I attempted to fiddle with the trim pots to see if it would make a difference. Chris Wiita (The poi) is running MS on his 960 with an identical VR/wheel arrangement and he mentioned leaving the pots turned fully CCW gave best results. After looking at the signal on the scope I agree with this. Turning the lower pot more than 3 turns made the signal vanish completely and turning the upper pot (closest to the FET's) had no noticeable effect.
I've verified all the components on the pcb are correct according to the BOM. I'm really at my wits end here. Any advice is appreciated.
Quick run down of the specs:
b5234t 2.3l DOHC inline-5,
MSnS-Extra 029v on a V3 pcb,
dual trigger setup with 60-2 wheel + VR on the crank and 1 tooth wheel + hall effect sensor on the cam.
I set it up to drive 5 S80 T6 COP ignition coils with built in ignition modules that fire when pulled to +5v.
I've been having nothing but trouble with the rpm signal from the 60-2 wheel. The tooth logger in megatunix has been showing some very strange trigger events. The norm seems to be I crank the engine over and I see what appears to be the missing tooth, then 4-10 regular teeth, one more long tooth time almost exactly the same as the first one, 4-10 regular teeth, then one more long tooth, then anything from 30-80 short ones, then the insanity starts all over again.
I've reflashed the MS probably 5 times just to be sure I got it right, I have also gone over the settings for the wheel decoder 10 times and I'm very sure I have trigger times and such set right. Sometimes during cranking a it will read a clean missing tooth and start firing the plugs in the exact right order (verified by someone standing next to the engine bay looking at exposed spark plugs grounded on the engine), then the goofy sync behavior starts and the spark will drop out or behave erratically.
The VR and hall sensors are stock, in a completely stock configuration exactly as Volvo arranged them from the factory. I have triple and quadruple checked all the wiring to the sensors and I'm positive it's correct, I've also swapped all the sensors for other known good ones with no differing results. I've verified the function of the additional opto-isolator circuit for the second trigger and it delivers a perfect squarewave 0-5v signal to JS8 on the V3 pcb.

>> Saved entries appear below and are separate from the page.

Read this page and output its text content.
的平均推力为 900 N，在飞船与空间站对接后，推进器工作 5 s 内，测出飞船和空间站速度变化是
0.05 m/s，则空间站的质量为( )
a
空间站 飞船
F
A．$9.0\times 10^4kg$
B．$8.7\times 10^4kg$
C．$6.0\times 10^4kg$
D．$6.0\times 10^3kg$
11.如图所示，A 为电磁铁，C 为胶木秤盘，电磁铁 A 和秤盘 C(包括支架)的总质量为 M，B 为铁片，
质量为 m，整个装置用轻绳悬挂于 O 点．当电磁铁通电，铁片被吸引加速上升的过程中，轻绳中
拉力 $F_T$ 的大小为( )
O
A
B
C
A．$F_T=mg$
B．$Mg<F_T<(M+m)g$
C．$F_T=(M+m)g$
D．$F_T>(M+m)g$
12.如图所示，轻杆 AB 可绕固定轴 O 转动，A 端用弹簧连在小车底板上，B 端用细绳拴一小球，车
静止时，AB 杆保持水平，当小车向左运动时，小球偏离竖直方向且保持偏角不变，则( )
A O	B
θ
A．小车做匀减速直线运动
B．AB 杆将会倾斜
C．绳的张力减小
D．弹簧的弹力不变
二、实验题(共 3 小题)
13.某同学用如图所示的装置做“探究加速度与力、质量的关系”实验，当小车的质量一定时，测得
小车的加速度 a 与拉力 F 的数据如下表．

I wired up 6 LED's on the case of the MS; one connected to the output of the opto-isolator so I can see when the tooth is under the sensor and 5 more connected to the ignition outputs arranged in firing order so i can clearly see which outputs are working.
At first I thought it was cross talk between the wiring so I ran a new shielded wire from the VR to the MS outside the car, as far away from the other wires as possible, this made no difference.
I borrowed an old tektronix analogue scope from Adam (AHox244+t) to see what the signal looked like. I had never used a scope before but after some stumbling around I got the hang of it. The raw VR signal from the sensor looks proper and I can clearly see the missing tooth in the wave form with no apparent noise. I also scoped the signal coming out of the VR conditioner on the pcb and it looks very good, once again the missing tooth is clearly displayed with none of the strange behavior noted in the tooth logger.
I attempted to fiddle with the trim pots to see if it would make a difference. Chris Wiita (The poi) is running MS on his 960 with an identical VR/wheel arrangement and he mentioned leaving the pots turned fully CCW gave best results. After looking at the signal on the scope I agree with this. Turning the lower pot more than 3 turns made the signal vanish completely and turning the upper pot (closest to the FET's) had no noticeable effect.
I've verified all the components on the pcb are correct according to the BOM. I'm really at my wits end here. Any advice is appreciated.